Hormonal and Immune Effects

Reishi’s polysaccharides activate macrophages and natural killer cells, enhancing immune surveillance, as shown in
studies on reishi and immune activation.

The mushroom’s beta-glucans reduce inflammation and may regulate testosterone levels, supported by
research on beta-glucans and hormonal balance.

In the endurance cyclists study referenced earlier, reishi contributed to improved testosterone/cortisol ratios, according to
clinical evidence on reishi and stress hormones.

Reishi’s triterpenoids also exhibit antioxidant properties and protect cells from oxidative damage, as described in
clinical reviews on reishi safety and benefits.


Sleep and Stress Resilience

Adequate sleep and stress management are critical for athletic performance. Reishi’s adaptogenic compounds help regulate cortisol and promote restorative sleep, according to
research on reishi and sleep quality.

By stabilizing the stress response, reishi may reduce perceived exertion during training and enhance mental clarity in competition. Its anti-inflammatory effects can also alleviate joint discomfort and reduce the risk of overtraining.


Practical Applications

Reishi can be consumed as a tea, capsule or as part of mushroom coffee formulations. Typical doses range from five hundred milligrams to three grams per day. Because reishi may act as a mild blood thinner, individuals taking anticoagulants should consult healthcare providers.
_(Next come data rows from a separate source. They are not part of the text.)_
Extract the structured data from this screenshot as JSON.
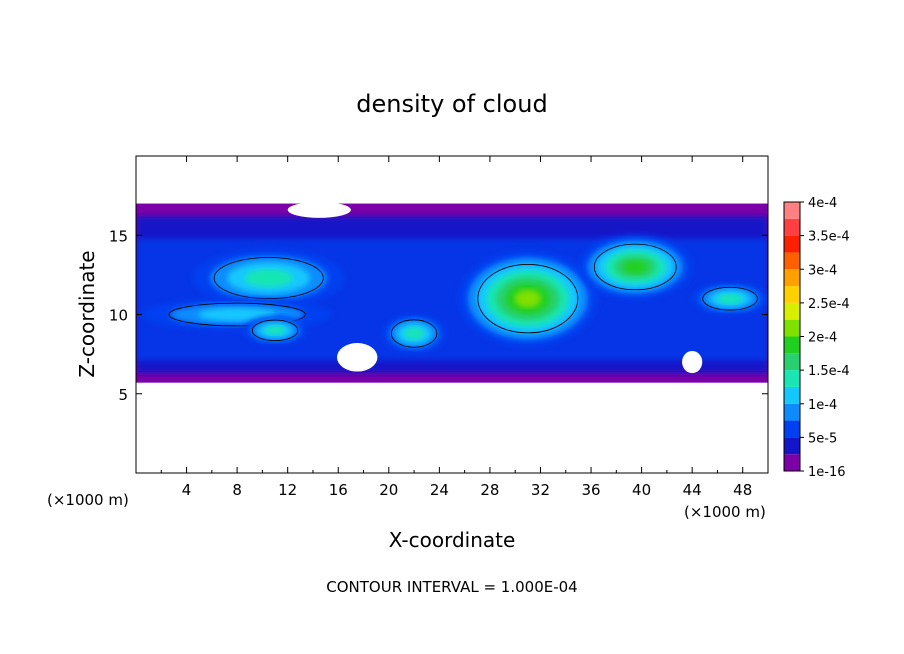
{
  "chart_data": {
    "type": "heatmap",
    "title": "density of cloud",
    "xlabel": "X-coordinate",
    "ylabel": "Z-coordinate",
    "x_unit_left": "(×1000 m)",
    "x_unit_right": "(×1000 m)",
    "xlim": [
      0,
      50
    ],
    "ylim": [
      0,
      20
    ],
    "x_ticks": [
      4,
      8,
      12,
      16,
      20,
      24,
      28,
      32,
      36,
      40,
      44,
      48
    ],
    "y_ticks": [
      5,
      10,
      15
    ],
    "footer": "CONTOUR INTERVAL = 1.000E-04",
    "colorbar": {
      "labels": [
        "1e-16",
        "5e-5",
        "1e-4",
        "1.5e-4",
        "2e-4",
        "2.5e-4",
        "3e-4",
        "3.5e-4",
        "4e-4"
      ],
      "colors": [
        "#7b00a8",
        "#1414c8",
        "#0040f0",
        "#0c8cff",
        "#14c8ff",
        "#18e6b4",
        "#28d070",
        "#20d020",
        "#80e000",
        "#d8f000",
        "#ffd000",
        "#ffa000",
        "#ff6000",
        "#ff2000",
        "#ff4040",
        "#ff8080"
      ]
    },
    "cloud": {
      "base_z": 5.7,
      "top_z": 17.0,
      "features": [
        {
          "kind": "cell",
          "x": 10.5,
          "z": 12.3,
          "rx": 6.0,
          "rz": 1.8,
          "level": 3
        },
        {
          "kind": "cell",
          "x": 8.0,
          "z": 10.0,
          "rx": 7.5,
          "rz": 1.0,
          "level": 2
        },
        {
          "kind": "cell",
          "x": 11.0,
          "z": 9.0,
          "rx": 2.5,
          "rz": 0.9,
          "level": 3
        },
        {
          "kind": "cell",
          "x": 31.0,
          "z": 11.0,
          "rx": 5.5,
          "rz": 3.0,
          "level": 6
        },
        {
          "kind": "cell",
          "x": 39.5,
          "z": 13.0,
          "rx": 4.5,
          "rz": 2.0,
          "level": 5
        },
        {
          "kind": "cell",
          "x": 22.0,
          "z": 8.8,
          "rx": 2.5,
          "rz": 1.2,
          "level": 3
        },
        {
          "kind": "cell",
          "x": 47.0,
          "z": 11.0,
          "rx": 3.0,
          "rz": 1.0,
          "level": 3
        }
      ],
      "clear_gaps": [
        {
          "x": 14.5,
          "z": 16.6,
          "rx": 2.5,
          "rz": 0.5
        },
        {
          "x": 17.5,
          "z": 7.3,
          "rx": 1.6,
          "rz": 0.9
        },
        {
          "x": 44.0,
          "z": 7.0,
          "rx": 0.8,
          "rz": 0.7
        }
      ]
    }
  }
}
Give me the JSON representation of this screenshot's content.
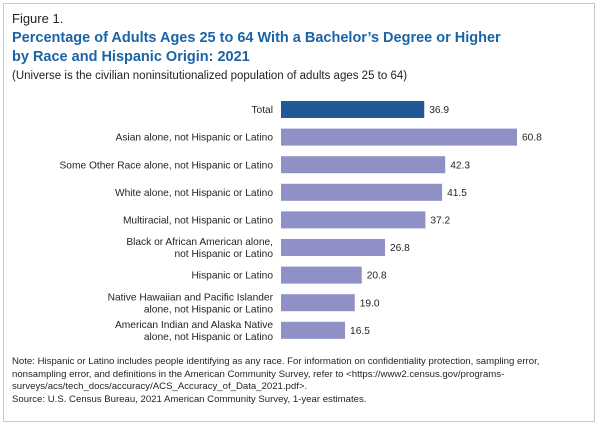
{
  "figure": {
    "label": "Figure 1.",
    "title_line1": "Percentage of Adults Ages 25 to 64 With a Bachelor’s Degree or Higher",
    "title_line2": "by Race and Hispanic Origin: 2021",
    "subtitle": "(Universe is the civilian noninsitutionalized population of adults ages 25 to 64)"
  },
  "chart_data": {
    "type": "bar",
    "orientation": "horizontal",
    "title": "Percentage of Adults Ages 25 to 64 With a Bachelor’s Degree or Higher by Race and Hispanic Origin: 2021",
    "xlabel": "",
    "ylabel": "",
    "xlim": [
      0,
      60.8
    ],
    "grid": false,
    "legend": "none",
    "categories": [
      [
        "Total"
      ],
      [
        "Asian alone, not Hispanic or Latino"
      ],
      [
        "Some Other Race alone, not Hispanic or Latino"
      ],
      [
        "White alone, not Hispanic or Latino"
      ],
      [
        "Multiracial, not Hispanic or Latino"
      ],
      [
        "Black or African American alone,",
        "not Hispanic or Latino"
      ],
      [
        "Hispanic or Latino"
      ],
      [
        "Native Hawaiian and Pacific Islander",
        "alone, not Hispanic or Latino"
      ],
      [
        "American Indian and Alaska Native",
        "alone, not Hispanic or Latino"
      ]
    ],
    "values": [
      36.9,
      60.8,
      42.3,
      41.5,
      37.2,
      26.8,
      20.8,
      19.0,
      16.5
    ],
    "value_labels": [
      "36.9",
      "60.8",
      "42.3",
      "41.5",
      "37.2",
      "26.8",
      "20.8",
      "19.0",
      "16.5"
    ],
    "colors": {
      "highlight": "#1f5a96",
      "bar": "#8e90c6"
    },
    "highlight_index": 0
  },
  "notes": {
    "note": "Note: Hispanic or Latino includes people identifying as any race. For information on confidentiality protection, sampling error, nonsampling error, and definitions in the American Community Survey, refer to <https://www2.census.gov/programs-surveys/acs/tech_docs/accuracy/ACS_Accuracy_of_Data_2021.pdf>.",
    "source": "Source: U.S. Census Bureau, 2021 American Community Survey, 1-year estimates."
  }
}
Athletes often take reishi post-workout or before bed to support recovery and stress resilience.


Synergistic Effects and Additional Mushrooms

Cordyceps and reishi complement each other: cordyceps enhances ATP production and endurance capacity, while reishi supports hormonal balance, immune function and stress regulation. Other functional mushrooms can further support athletic goals.

Lion’s mane supports cognitive performance and neural plasticity, aiding focus and skill acquisition, according to
research on lion’s mane and brain function.
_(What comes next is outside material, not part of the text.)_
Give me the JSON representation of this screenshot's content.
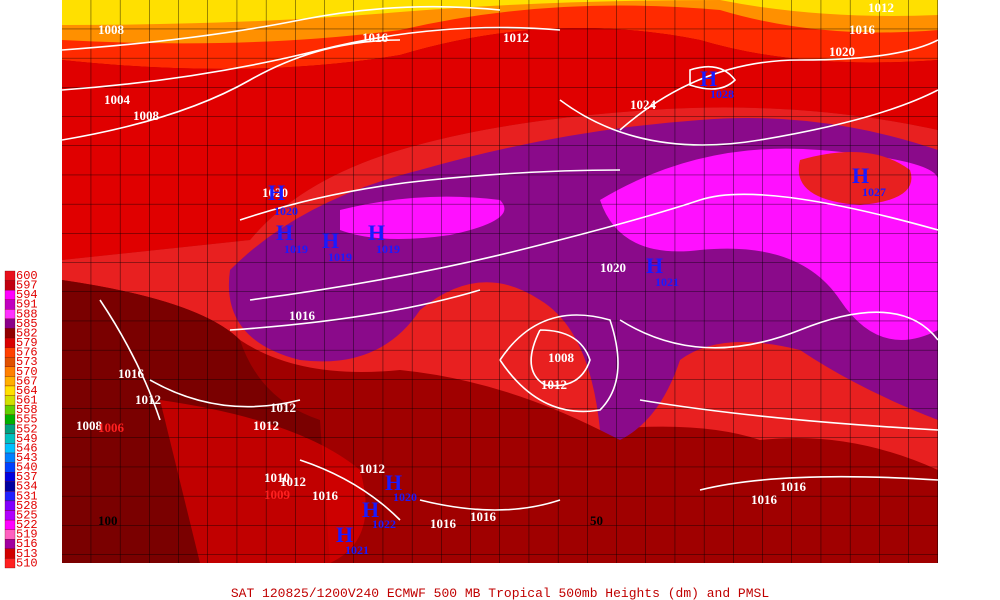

Chaga is rich in antioxidants and may support glycogen storage and cellular protection, based on
analyses of chaga and exercise recovery.

Maitake promotes immune cell proliferation and may influence insulin sensitivity, which is critical for energy metabolism, supported by
research on maitake and metabolic health.
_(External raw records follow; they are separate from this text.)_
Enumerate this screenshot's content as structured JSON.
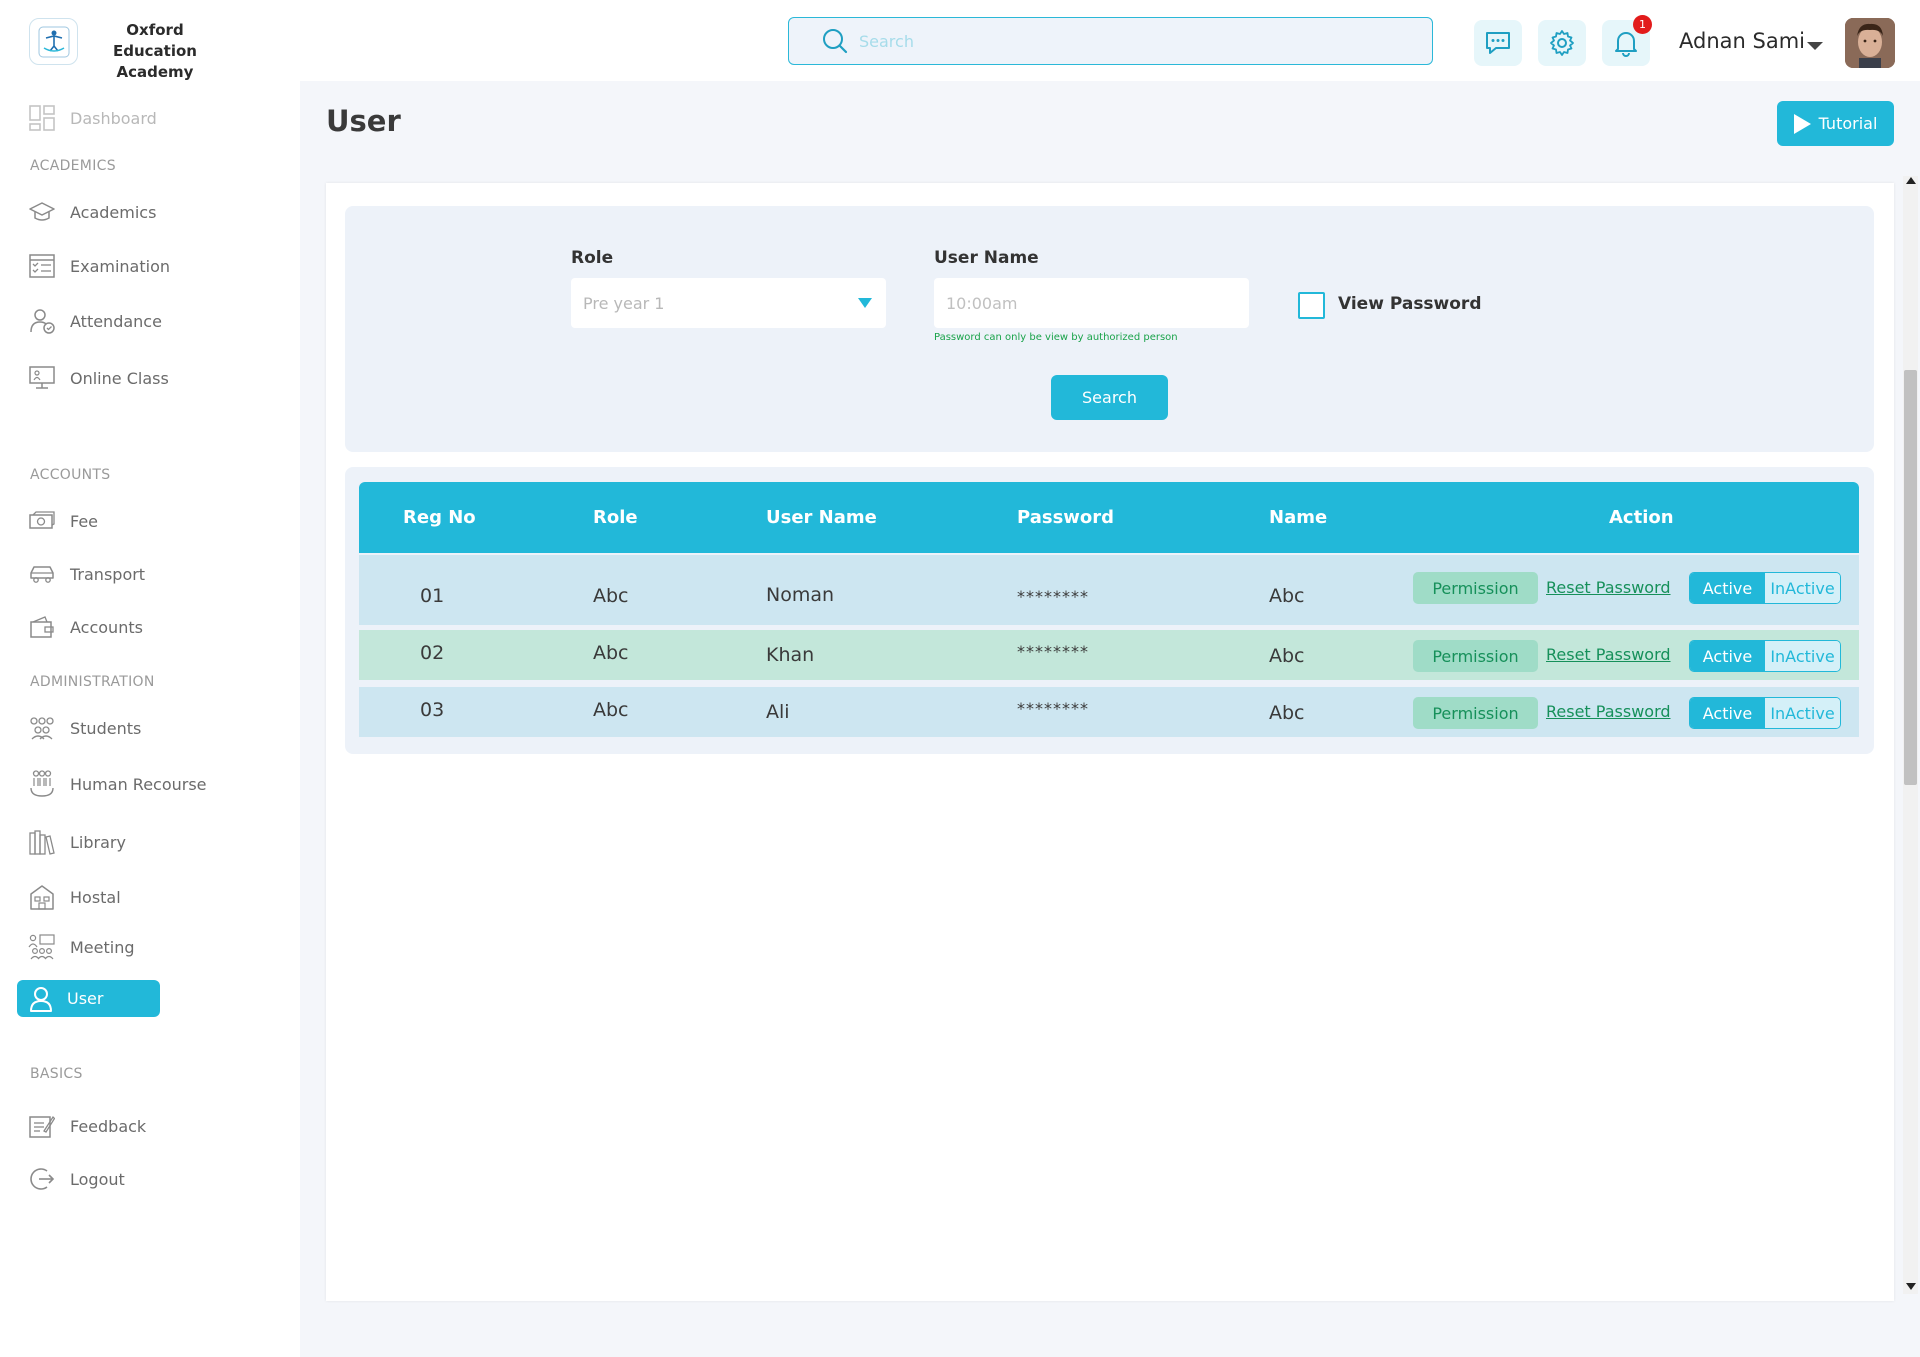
{
  "brand": {
    "name": "Oxford Education Academy"
  },
  "header": {
    "search_placeholder": "Search",
    "notification_count": "1",
    "user_name": "Adnan Sami",
    "icons": [
      "chat-icon",
      "gear-icon",
      "bell-icon"
    ]
  },
  "sidebar": {
    "dashboard": "Dashboard",
    "sections": {
      "academics": "ACADEMICS",
      "accounts": "ACCOUNTS",
      "administration": "ADMINISTRATION",
      "basics": "BASICS"
    },
    "items": {
      "academics": "Academics",
      "examination": "Examination",
      "attendance": "Attendance",
      "online_class": "Online Class",
      "fee": "Fee",
      "transport": "Transport",
      "accounts": "Accounts",
      "students": "Students",
      "human_resource": "Human Recourse",
      "library": "Library",
      "hostal": "Hostal",
      "meeting": "Meeting",
      "user": "User",
      "feedback": "Feedback",
      "logout": "Logout"
    },
    "active_item": "User"
  },
  "main": {
    "title": "User",
    "tutorial_label": "Tutorial",
    "filters": {
      "role_label": "Role",
      "role_value": "Pre year 1",
      "username_label": "User Name",
      "username_placeholder": "10:00am",
      "username_hint": "Password can only be view by authorized person",
      "view_password_label": "View Password",
      "view_password_checked": false,
      "search_label": "Search"
    },
    "table": {
      "columns": [
        "Reg No",
        "Role",
        "User Name",
        "Password",
        "Name",
        "Action"
      ],
      "rows": [
        {
          "reg_no": "01",
          "role": "Abc",
          "user_name": "Noman",
          "password": "********",
          "name": "Abc"
        },
        {
          "reg_no": "02",
          "role": "Abc",
          "user_name": "Khan",
          "password": "********",
          "name": "Abc"
        },
        {
          "reg_no": "03",
          "role": "Abc",
          "user_name": "Ali",
          "password": "********",
          "name": "Abc"
        }
      ],
      "actions": {
        "permission": "Permission",
        "reset_password": "Reset Password",
        "active": "Active",
        "inactive": "InActive"
      }
    }
  },
  "colors": {
    "accent": "#22b8d9",
    "row_blue": "#cde6f1",
    "row_green": "#c3e7da",
    "success_text": "#16905a",
    "badge": "#e21b1b"
  }
}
Including a variety of mushrooms provides a broad spectrum of beta-glucans and secondary metabolites, maximizing performance and recovery benefits.


RAWDOSE® and Athletic Performance

Some athletes prefer adaptogenic coffee formulations that deliver full-strength energy alongside functional mushroom benefits. RAWDOSE® combines organic Arabica coffee with functional mushrooms such as cordyceps, reishi and lion’s mane, providing both performance-level caffeine and mushroom-derived beta-glucans. This approach allows athletes to support endurance, recovery and stress resilience without sacrificing the stimulation associated with traditional coffee. RAWDOSE’s emphasis on organic, lab-tested ingredients aligns with best practices outlined in
clinical reviews on functional mushroom supplementation for performance.


Safety and Considerations

Functional mushrooms are generally safe for healthy adults, but athletes should consider quality, purity and sourcing. Choose products tested for heavy metals, pesticides and mycotoxins. Reishi may interact with blood thinners, and cordyceps may influence hormone levels. Athletes subject to anti-doping regulations should verify supplement compliance. Introducing mushrooms gradually helps assess individual tolerance.


Conclusion

Functional mushrooms such as cordyceps and reishi offer compelling benefits for athletes seeking to enhance endurance, improve recovery and manage stress. Evidence shows that cordyceps supplementation can improve metabolic efficiency, increase ventilatory thresholds and support a favorable testosterone/cortisol ratio, according to
clinical research on cordyceps and athletic performance.

Reishi contributes to immune resilience, hormonal balance and stress regulation, supported by
scientific reviews on reishi and recovery
and
clinical safety data on reishi.

When integrated into a well-rounded training program with proper nutrition, sleep and recovery, these mushrooms can become valuable tools for athletes aiming to push limits while recovering efficiently.